The government, in its official response to the United Nations (UN) special rapporteur (SR) on poverty report presented at the UN's 44th Human Rights Council Meeting, seemed to be contradicting itself.
While the government stated that it stood by its figures that Malaysia’s absolute poverty rate was only 0.4 percent (based on its poverty line income of RM980 per household) and vehemently denied the special Rapporteur’s accusations, the government also admitted to having started a process of revising the Poverty Line Income (PLI).
In a futile attempt to hold its head high, the government while agreeing that its poverty line income figures (PLI) are to be revised, is trying to imply that its efforts began well before the SR highlighted the issue.
In the "Report of the Special Rapporteur on extreme poverty and human rights on his visit to Malaysia – Comments by the State" (A/HRC/44/40/Add, 3, page3), the government childishly defends itself stating as follows
The Midterm Review of Eleventh Malaysia Plan, which was tabled in Parliament in October 2018, stated that the measurement of poverty to be revised in tandem with the cost of living.
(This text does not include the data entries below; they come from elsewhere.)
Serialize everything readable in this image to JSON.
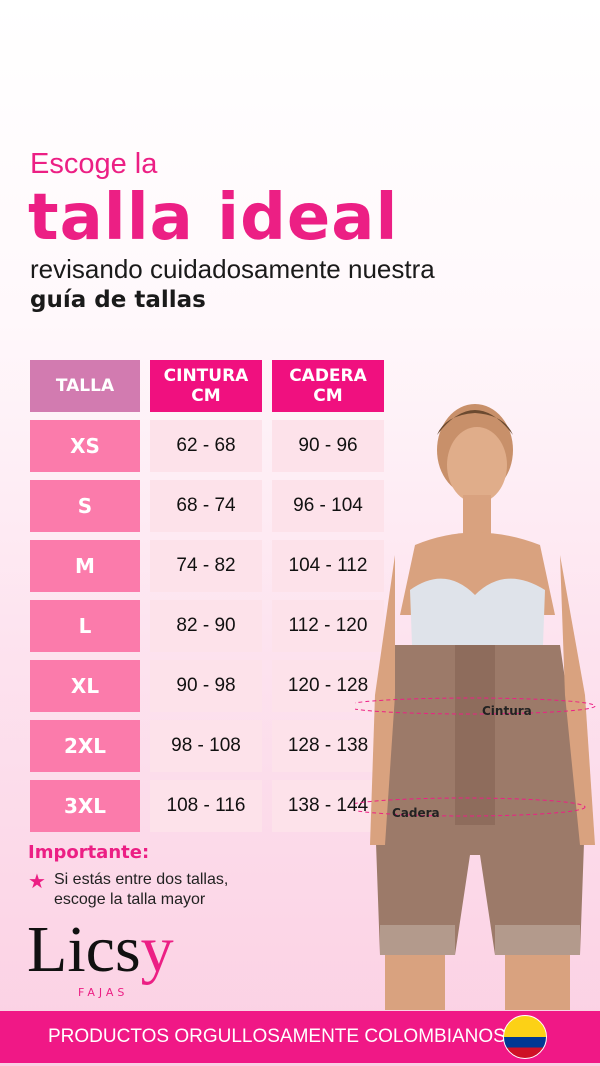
{
  "heading": {
    "line1": "Escoge la",
    "line2": "talla ideal",
    "line3": "revisando cuidadosamente nuestra",
    "line4": "guía de tallas"
  },
  "table": {
    "headers": [
      "TALLA",
      "CINTURA\nCM",
      "CADERA\nCM"
    ],
    "header_colors": [
      "#d27bb0",
      "#f0107f",
      "#f0107f"
    ],
    "rows": [
      {
        "size": "XS",
        "waist": "62 - 68",
        "hip": "90 - 96"
      },
      {
        "size": "S",
        "waist": "68 - 74",
        "hip": "96 - 104"
      },
      {
        "size": "M",
        "waist": "74 - 82",
        "hip": "104 - 112"
      },
      {
        "size": "L",
        "waist": "82 - 90",
        "hip": "112 - 120"
      },
      {
        "size": "XL",
        "waist": "90 - 98",
        "hip": "120 - 128"
      },
      {
        "size": "2XL",
        "waist": "98 - 108",
        "hip": "128 - 138"
      },
      {
        "size": "3XL",
        "waist": "108 - 116",
        "hip": "138 - 144"
      }
    ]
  },
  "photo": {
    "labels": {
      "waist": "Cintura",
      "hip": "Cadera"
    }
  },
  "note": {
    "title": "Importante:",
    "icon": "star-icon",
    "text_line1": "Si estás entre dos tallas,",
    "text_line2": "escoge la talla mayor"
  },
  "brand": {
    "name_main": "Lics",
    "name_accent": "y",
    "sub": "FAJAS"
  },
  "banner": {
    "text": "PRODUCTOS ORGULLOSAMENTE COLOMBIANOS",
    "icon": "colombia-flag-icon"
  },
  "colors": {
    "accent": "#ec1f84",
    "banner": "#f01886",
    "size_cell": "#fb7bab",
    "value_cell": "#fde2ea"
  }
}
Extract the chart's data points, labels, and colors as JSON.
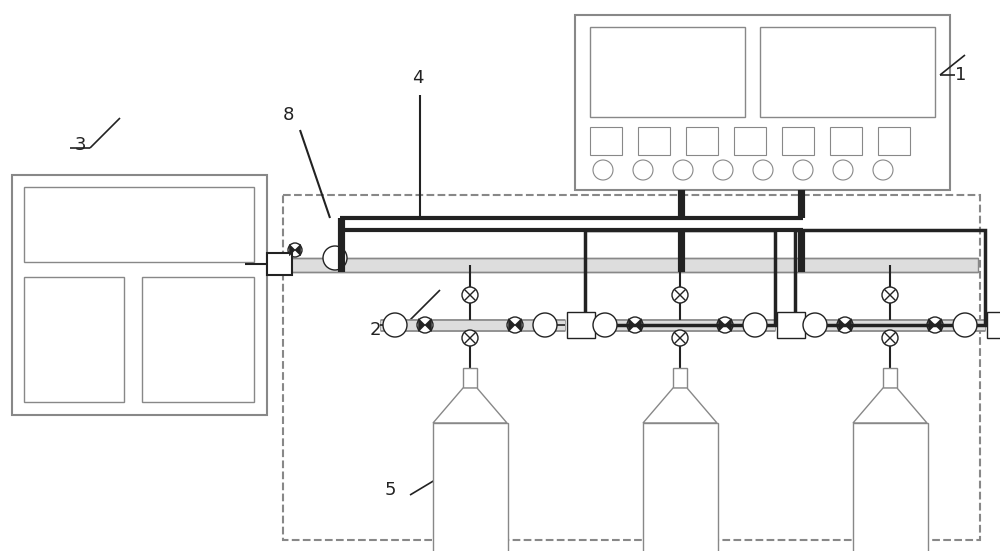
{
  "bg_color": "#ffffff",
  "lc": "#222222",
  "gc": "#888888",
  "label_1": "1",
  "label_2": "2",
  "label_3": "3",
  "label_4": "4",
  "label_5": "5",
  "label_8": "8",
  "fs": 13,
  "figw": 10.0,
  "figh": 5.51,
  "dpi": 100
}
Therefore, the work on PLI revision has started earlier during the plan.
As the SR’s visit was in August 2019, during a bilateral meeting with government agencies, the SR and his team had been informed that the need for PLI revision was published in the document. The Ministry of Economic Affairs (MEA) in collaboration with other relevant Ministries/Government Agencies has been working on their vision since March 2019.
So, if the PLI is ready to be reviewed then why hold on to the official poverty figures based on that flawed PLI?
Furthermore, the continued justifications that the official figures relate to absolute poverty and not relative poverty fails to serve its purpose. It’s incomprehensible how a PLI of RM980 reflects the minimum required to sustain one family healthily and actively irrespective of the location of the household under today’s cost of living. What is the purpose of retaining this unreasonable PLI?
In response, the government also claims that even though the PLI is kept at RM980 per household, the government since the 10th Malaysian Plan has shifted its focus to also address the relative poverty group (B40) which are categorised as having a household income of less than 50 percent of the median wage (RM2,614).
This involves around 1.08 million households or 15.5 percent of the households in Malaysia. But how does it help to eradicate poverty if the Department of Social Welfare refers to the RM 980 PLI to reject applicants?
PSM urges the government to throw away its egotistical shield and revise the PLI figures honestly. It should immediately mobilise its resources to assist the 15 percent of those households that have an income of less than RM2,614.
Instead of winning the academic argument on whether it’s defined as absolute poverty or relative poverty, the government should immediately reach out to the large section of our society who has been left out from government social programmes all this while.